O vice-presidente do Sindicato dos Metalúrgicos
e responsável pela comissão
de negociações, Petrônio
Chiarelli, classifica a negociação
como “terrível”. Ele
acredita que os valores apresentados poderiam
ser melhores, considerando que as empresas
nem sequer se manifestaram sobre um dos
itens prioritários para a categoria,
que é a elevação do
piso salarial para ajudantes, profissionais,
mestres e técnicos.
“
As empresas poderiam e vão ter que
avançar na proposta salarial.
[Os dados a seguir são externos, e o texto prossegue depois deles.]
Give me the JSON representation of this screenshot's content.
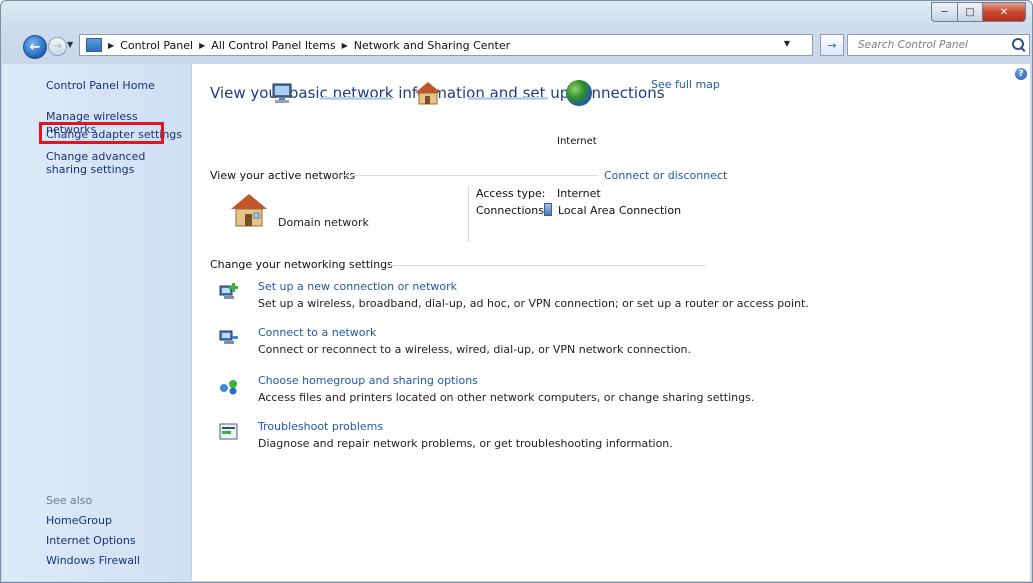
{
  "address_bar": {
    "crumbs": [
      "Control Panel",
      "All Control Panel Items",
      "Network and Sharing Center"
    ],
    "search_placeholder": "Search Control Panel"
  },
  "sidebar": {
    "home": "Control Panel Home",
    "items": [
      "Manage wireless networks",
      "Change adapter settings",
      "Change advanced sharing settings"
    ],
    "see_also_label": "See also",
    "see_also": [
      "HomeGroup",
      "Internet Options",
      "Windows Firewall"
    ]
  },
  "main": {
    "headline": "View your basic network information and set up connections",
    "map": {
      "internet_label": "Internet",
      "full_map_link": "See full map"
    },
    "active_networks": {
      "header": "View your active networks",
      "connect_link": "Connect or disconnect",
      "network_name": "Domain network",
      "access_type_label": "Access type:",
      "access_type_value": "Internet",
      "connections_label": "Connections:",
      "connections_value": "Local Area Connection"
    },
    "settings": {
      "header": "Change your networking settings",
      "tasks": [
        {
          "link": "Set up a new connection or network",
          "desc": "Set up a wireless, broadband, dial-up, ad hoc, or VPN connection; or set up a router or access point."
        },
        {
          "link": "Connect to a network",
          "desc": "Connect or reconnect to a wireless, wired, dial-up, or VPN network connection."
        },
        {
          "link": "Choose homegroup and sharing options",
          "desc": "Access files and printers located on other network computers, or change sharing settings."
        },
        {
          "link": "Troubleshoot problems",
          "desc": "Diagnose and repair network problems, or get troubleshooting information."
        }
      ]
    }
  },
  "colors": {
    "link": "#1e5aa8",
    "highlight_box": "#e3141f",
    "sidebar_bg": "#d4e4f5"
  }
}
Vamos
levá-la para apreciação
em assembléia e orientaremos a categoria
a não aceitar. Se for preciso chegaremos
até as últimas conseqüências”,
avisa Petrônio, referindo-se a uma
possível greve geral, a exemplo
da que ocorreu durante o acordo coletivo
do ano passado.
O presidente do sindicato afirma que não
há prazo para terminar as negociações,
mas que pretende dar uma posição
final aos trabalhadores ainda este mês.
De todo modo, os valores acordados serão
retroativos ao mês de maio. Ele informa
que está programada para hoje, às
7 horas, na Passagem Superior da Usina
Presidente Vargas, uma assembléia
geral para que os terceirizados tomem conhecimento
do que foi discutido na negociação
e votem se concordam ou não com
o que foi apresentado.
Segundo o sindicato, hoje a CSN totaliza
oito mil trabalhadores terceirizados. A
categoria pede reajuste salarial de 5%
e elevação do piso salarial
dos trabalhadores.
EMPRESAS DO METALSUL
Na negociação de ontem também
foi tratado do acordo salarial das demais
empresas da região representadas
pelo Sindicato dos Metalúrgicos.
Para as empresas com menos de 250 funcionários,
a proposta do Metalsul foi de reajuste
salarial de 4,5%, baseado no INPC pleno,
mais 1,11% de aumento real, sem abono.
Já as empresas com mais de 250 funcionários
propuseram reajuste de 4,5% (INPC + 1,11%),
além de um abono no valor de R$
300. Em se tratando dos trabalhadores com
rendimento maior de R$ 1,5 mil, a proposta
foi de reajuste baseado no INPC pleno,
sem aumento real, mais um abono de R$ 300.
Segundo o sindicato, as propostas foram
razoáveis, mas cabe aos trabalhadores
decidirem se concordam ou não com
os valores apresentadores. Para isso haverá assembléias
durante esta semana nas próprias
empresas da base territorial do sindicato.